A lone female wolf was observed in southern Jämtland for a couple of years
until, in 1991, she met a male and had pups in 1991, 1992 and 1993. In the
winter of 1994 the alpha male disappeared.

In southern Dalarna and south-eastern Värmland a new pack was formed in
1992-93. They had pups for the first time in 1993. In 1994 there may have
been two litters (= two packs) in this area (We are not sure whether the
wolves observed was one and the same pack or two different packs).

In 1995 two litters were born. One in south-eastern Värmland and one in
Dalarna (a new pack). Their territories had a common border and this year
we are sure there were two packs. These two packs also had pups in 1996.

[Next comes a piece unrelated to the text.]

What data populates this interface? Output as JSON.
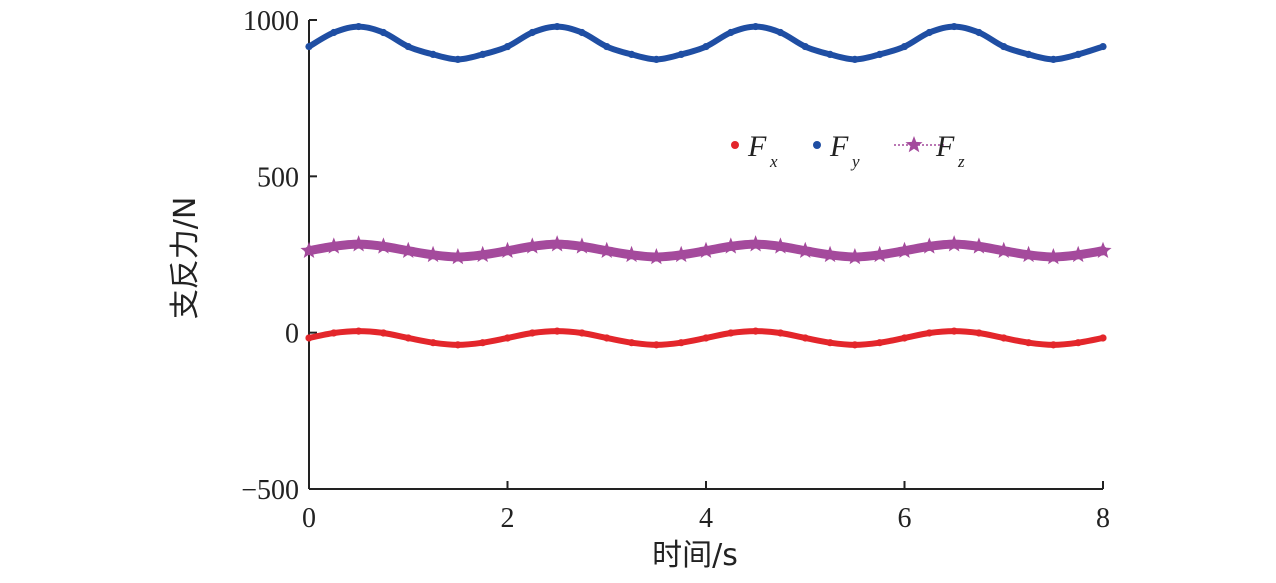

A third litter in 1996 was born to a pack in Härjedalen. This pack’s
territory lies within the winter grazing area of the reindeer herd of a
local Lapp community. This pack caused a great deal of excitement in the
Swedish media throughout the winter of 1996/97. The alpha male and one of
the pups were illegally killed and by the end of the winter only three
wolves (out of five or possibly six in the beginning of the winter)
remained.

The year 1997 constitutes a beak-through for the Scandinavian wolf
population. We had six litters to six different packs in Scandinavia.
Three of them in Värmland and Dalarna. One in southern Dalsland, northern
Bohuslän and adjacent parts of Norway. One east of Oslo and all the way to
the border with Sweden and a little bit east of it. One litter was born in
the northern part of Hedmark in Norway. In the winter of 1997/98 we
estimated the wolf population in Sweden and Norway to at least at 50
animals. There were six packs and three new pairs of wolves which might
possibly have produced offspring in 1998. So far it seems that only six
litters were born in 1998.

Many wolves have been killed since 1983. A few legally, some illegally,
some have just disappeared and since June 1991 about ten have been killed
by cars or trains in Sweden and Norway. One of them was run over
(accidentally) by a car in a suburb of Stockholm and another one in a
suburb of Göteborg.

The populations of prey animals, mainly moose and roe deer, are at present
at a high level. Damages to sheep, cattle etc. are on a very low level.
Luckily enough most of the wolves’ territories are outside areas where
reindeer-management is being conducted.

People’s attitudes towards wolves are rapidly becoming more favourable,
even if there are still a lot of myths and misunderstandings, which need
to be removed. Most of the opposition to wolves is to be found among old
people. A public opinion poll in 1997-98 showed that 46 % out of 2,000
persons questioned want to have more than 500 wolves in Sweden. 56 % were
positive to having wolves near their homes.

Most difficult to solve is the conflict with the reindeer-herding Lapps
who, for natural reasons, find it hard to accept wolves, at least without
adequate compensation. Reindeer are kept in a semi-wild condition and left
almost completely unattended most of the year. Therefore they are often
relatively easy prey for wolves.

Many hunters are relatively positive towards wolves but very concerned
about their dogs. Hunters have had a number of dogs killed and wounded by
wolves in the last ten years. This is rapidly becoming a problem.

In all Sweden hunting is very important to many people, mainly as a source
of recreation. In the northern half of the country it is so important that
a great deal of normal industrial and business activity comes to a
standstill during the moose season in the autumn.

The future for the Swedish wolf population looks bright, apart from the
risk of inbreeding depression. All Swedish wolves may be descendants of
the pair that appeared in Värmland in 1982. Immigration from Russia via
Finland is therefore absolutely necessary.